The article continued: “Senior officials said the White House has given the Treasury and Justice departments full authority to take additional legal and financial actions against North Korea. This policy is not uniformly popular in the State Department, where officials are managing the six-nations talks that include the United States, Russia, South Korea, China and Japan. One senior official complained that the policy would turn the talks into nothing more than 'a surrender mechanism' (emphasis added).

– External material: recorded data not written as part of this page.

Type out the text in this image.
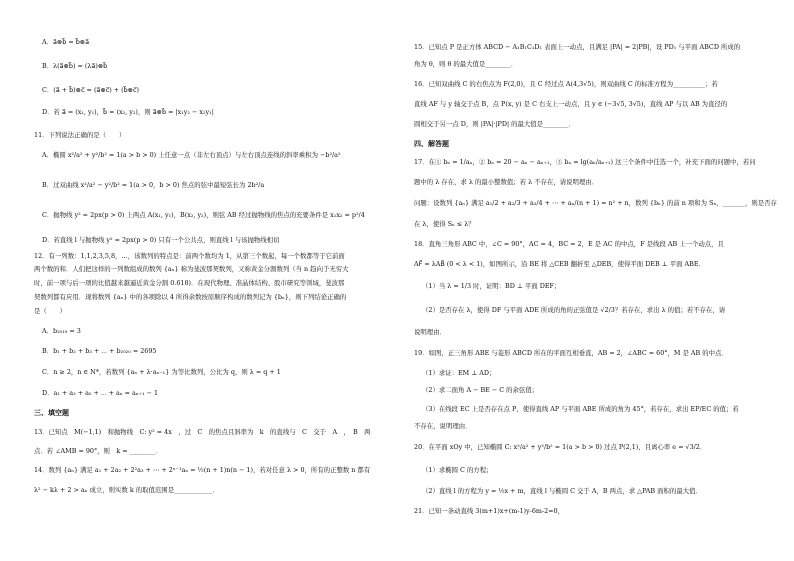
A．a⃗⊗b⃗ = b⃗⊗a⃗
B．λ(a⃗⊗b⃗) = (λa⃗)⊗b⃗
C．(a⃗ + b⃗)⊗c⃗ = (a⃗⊗c⃗) + (b⃗⊗c⃗)
D．若 a⃗ = (x₁, y₁)，b⃗ = (x₂, y₂)，则 a⃗⊗b⃗ = |x₁y₂ − x₂y₁|
11．下列说法正确的是（　　）
A．椭圆 x²/a² + y²/b² = 1(a > b > 0) 上任意一点（非左右顶点）与左右顶点连线的斜率乘积为 −b²/a²
B．过双曲线 x²/a² − y²/b² = 1(a > 0，b > 0) 焦点的弦中最短弦长为 2b²/a
C．抛物线 y² = 2px(p > 0) 上两点 A(x₁, y₁)，B(x₂, y₂)，则弦 AB 经过抛物线的焦点的充要条件是 x₁x₂ = p²/4
D．若直线 l 与抛物线 y² = 2px(p > 0) 只有一个公共点，则直线 l 与该抛物线相切
12．有一列数：1,1,2,3,5,8，…，该数列的特点是：前两个数均为 1，从第三个数起，每一个数都等于它前面
两个数的和．人们把这样的一列数组成的数列 {aₙ} 称为斐波那契数列，又称黄金分割数列（当 n 趋向于无穷大
时，前一项与后一项的比值越来越逼近黄金分割 0.618)．在现代物理、准晶体结构、股市研究等领域，斐波那
契数列都有应用．现将数列 {aₙ} 中的各项除以 4 所得余数按原顺序构成的数列记为 {bₙ}，则下列结论正确的
是（　　）
A．b₂₀₁₉ = 3
B．b₁ + b₂ + b₃ + ⋯ + b₂₀₂₀ = 2695
C．n ≥ 2，n ∈ N*，若数列 {aₙ + λ·aₙ₋₁} 为等比数列，公比为 q，则 λ = q + 1
D．a₁ + a₃ + a₅ + ⋯ + aₙ = aₙ₊₁ − 1
三、填空题
13．已知点　M(−1,1)　和抛物线　C: y² = 4x　，过　C　的焦点且斜率为　k　的直线与　C　交于　A　，　B　两
点．若 ∠AMB = 90°，则　k = ________．
14．数列 {aₙ} 满足 a₁ + 2a₂ + 2²a₃ + ⋯ + 2ⁿ⁻¹aₙ = ½(n + 1)n(n − 1)，若对任意 λ > 0，所有的正整数 n 都有
λ² − kλ + 2 > aₙ 成立，则实数 k 的取值范围是____________．
15．已知点 P 是正方体 ABCD − A₁B₁C₁D₁ 表面上一动点，且满足 |PA| = 2|PB|，设 PD₁ 与平面 ABCD 所成的
角为 θ，则 θ 的最大值是________．
16．已知双曲线 C 的右焦点为 F(2,0)，且 C 经过点 A(4,3√5)，则双曲线 C 的标准方程为__________；若
直线 AF 与 y 轴交于点 B，点 P(x, y) 是 C 右支上一动点，且 y ∈ (−3√5, 3√5)，直线 AP 与以 AB 为直径的
圆相交于另一点 D，则 |PA|·|PD| 的最大值是________．
四、解答题
17．在① bₙ = 1/aₙ，② bₙ = 20 − aₙ − aₙ₊₁，③ bₙ = lg(aₙ/aₙ₊₁) 这三个条件中任选一个，补充下面的问题中，若问
题中的 λ 存在，求 λ 的最小整数值；若 λ 不存在，请说明理由．
问题：设数列 {aₙ} 满足 a₁/2 + a₂/3 + a₃/4 + ⋯ + aₙ/(n + 1) = n² + n，数列 {bₙ} 的前 n 项和为 Sₙ，_______，则是否存
在 λ，使得 Sₙ ≤ λ？
18．直角三角形 ABC 中，∠C = 90°，AC = 4，BC = 2，E 是 AC 的中点，F 是线段 AB 上一个动点，且
AF⃗ = λAB⃗ (0 < λ < 1)，如图所示，沿 BE 将 △CEB 翻折至 △DEB，使得平面 DEB ⊥ 平面 ABE．
（1）当 λ = 1/3 时，证明：BD ⊥ 平面 DEF；
（2）是否存在 λ，使得 DF 与平面 ADE 所成的角的正弦值是 √2/3？若存在，求出 λ 的值；若不存在，请
说明理由．
19．如图，正三角形 ABE 与菱形 ABCD 所在的平面互相垂直，AB = 2，∠ABC = 60°，M 是 AB 的中点．
（1）求证：EM ⊥ AD；
（2）求二面角 A − BE − C 的余弦值；
（3）在线段 EC 上是否存在点 P，使得直线 AP 与平面 ABE 所成的角为 45°，若存在，求出 EP/EC 的值；若
不存在，说明理由．
20．在平面 xOy 中，已知椭圆 C: x²/a² + y²/b² = 1(a > b > 0) 过点 P(2,1)，且离心率 e = √3/2．
（1）求椭圆 C 的方程；
（2）直线 l 的方程为 y = ½x + m，直线 l 与椭圆 C 交于 A，B 两点，求 △PAB 面积的最大值．
21．已知一条动直线 3(m+1)x+(m-1)y-6m-2=0，
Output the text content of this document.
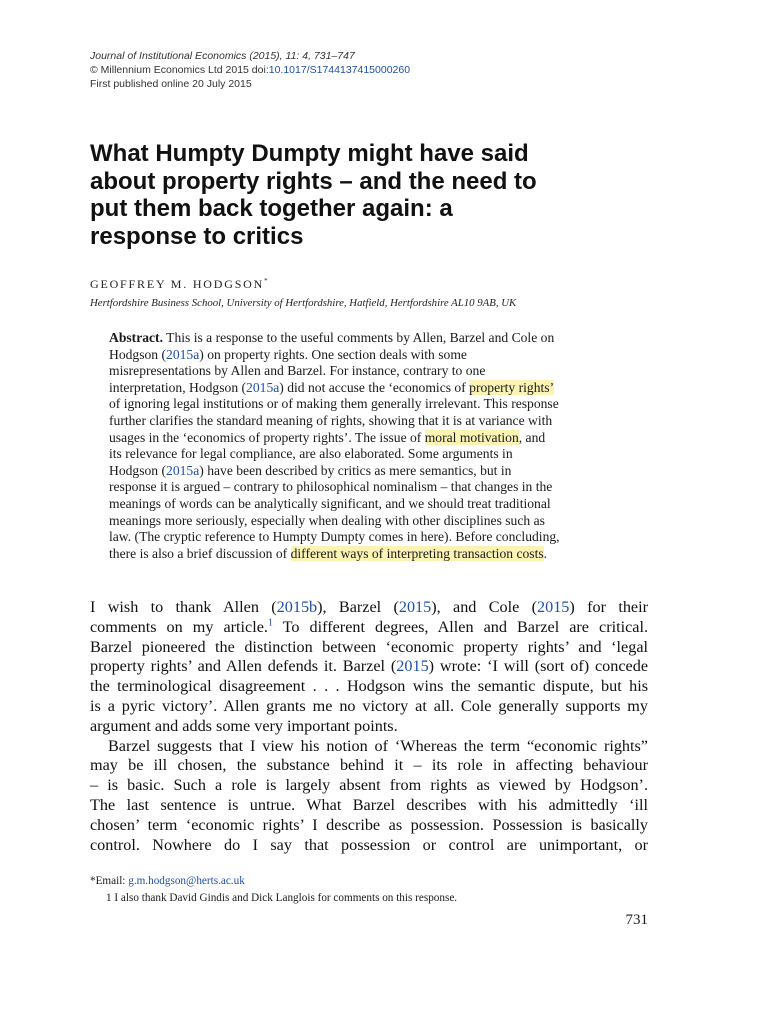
Journal of Institutional Economics (2015), 11: 4, 731–747
© Millennium Economics Ltd 2015 doi:10.1017/S1744137415000260
First published online 20 July 2015
What Humpty Dumpty might have said
about property rights – and the need to
put them back together again: a
response to critics
GEOFFREY M. HODGSON*
Hertfordshire Business School, University of Hertfordshire, Hatfield, Hertfordshire AL10 9AB, UK
Abstract. This is a response to the useful comments by Allen, Barzel and Cole on
Hodgson (2015a) on property rights. One section deals with some
misrepresentations by Allen and Barzel. For instance, contrary to one
interpretation, Hodgson (2015a) did not accuse the ‘economics of property rights’
of ignoring legal institutions or of making them generally irrelevant. This response
further clarifies the standard meaning of rights, showing that it is at variance with
usages in the ‘economics of property rights’. The issue of moral motivation, and
its relevance for legal compliance, are also elaborated. Some arguments in
Hodgson (2015a) have been described by critics as mere semantics, but in
response it is argued – contrary to philosophical nominalism – that changes in the
meanings of words can be analytically significant, and we should treat traditional
meanings more seriously, especially when dealing with other disciplines such as
law. (The cryptic reference to Humpty Dumpty comes in here). Before concluding,
there is also a brief discussion of different ways of interpreting transaction costs.
I wish to thank Allen (2015b), Barzel (2015), and Cole (2015) for their
comments on my article.$^1$ To different degrees, Allen and Barzel are critical.
Barzel pioneered the distinction between ‘economic property rights’ and ‘legal
property rights’ and Allen defends it. Barzel (2015) wrote: ‘I will (sort of) concede
the terminological disagreement . . . Hodgson wins the semantic dispute, but his
is a pyric victory’. Allen grants me no victory at all. Cole generally supports my
argument and adds some very important points.
Barzel suggests that I view his notion of ‘Whereas the term “economic rights”
may be ill chosen, the substance behind it – its role in affecting behaviour
– is basic. Such a role is largely absent from rights as viewed by Hodgson’.
The last sentence is untrue. What Barzel describes with his admittedly ‘ill
chosen’ term ‘economic rights’ I describe as possession. Possession is basically
control. Nowhere do I say that possession or control are unimportant, or
*Email: g.m.hodgson@herts.ac.uk
1 I also thank David Gindis and Dick Langlois for comments on this response.
731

Although there is some ambiguity this article seems to say that although the administration at first said they were only blocking illegal activities by March 2006 they were “saying that further law enforcement actions are planned, and their use has coalesced into a strategy.” And that “Banks around the world are limiting their dealings with North Korea.” The article also made it clear that these financial sanctions are meant to put pressure on the North Koreans during nuclear negotiations, i.e., not simply actions taken against illegal activities unrelated to the negotiations.

On September 8, 2006 Under Secretary of the Treasury Stuart Levey gave a talk to the right-wing American Enterprise Institute. Levey was the person Selig Harrison cited above because Levey is responsible for the North Korean financial sanctions. During this talk Levey stated: “As a result of these actions and public revelations about North Korea's criminal conduct, responsible foreign jurisdictions and institutions have taken steps to ensure that North Korean entities engaged in illicit conduct are not receiving financial services. Press reports indicate that some two dozen financial institutions across the globe have voluntarily cut back or terminated their business with North Korea, including institutions in China, Japan, Vietnam, Mongolia, and Singapore…. Indeed, the line between North Korea's licit and illicit money is nearly invisible, and the U.S. Government is urging financial institutions around the world to think carefully about the risks of doing any North Korea-related business. If recent press reports are any guide, many seem to be doing just that (emphasis added).”

Again, while the initial story is about actions taken to specifically thwart illegal activities, it here clearly and unambiguously broadens into precisely what Harrison contended was happening and what North Korean representatives complained of to Harrison on his visit in September 2006: “and the U.S. Government is urging financial institutions around the world to think carefully about the risks of doing any North Korea-related business. If recent press reports are any guide, many seem to be doing just that.” Others have made the obvious point that if you are trying to stop money going to North Korea for illicit purposes “the line between North Korea's licit and illicit money is nearly invisible”; thus you end up trying to stop all money to North Korea and in doing that you are penalizing the economic growth of the entire society.

So pseudo-conservatives like Balbina Hwang are not contributing to an honest debate about our North Korea policy, they are the purveyors of propaganda and misinformation because they are so committed to punitive policies that they will say whatever they feel is necessary to support punitive policies. Therefore one seldom hears a serious discussion about the efficacy of punitive policies. Do they work? And, if so, under what conditions do they work? Selig Harrison made the case that: “When you put the pressure on North Korea, they feel they have to prove their manhood by resisting it and doing something to show you that they're not going to be pushed around.” Pseudo-conservatives appear so utterly and ideologically committed to punitive policies they cannot consider arguments like Harrison’s.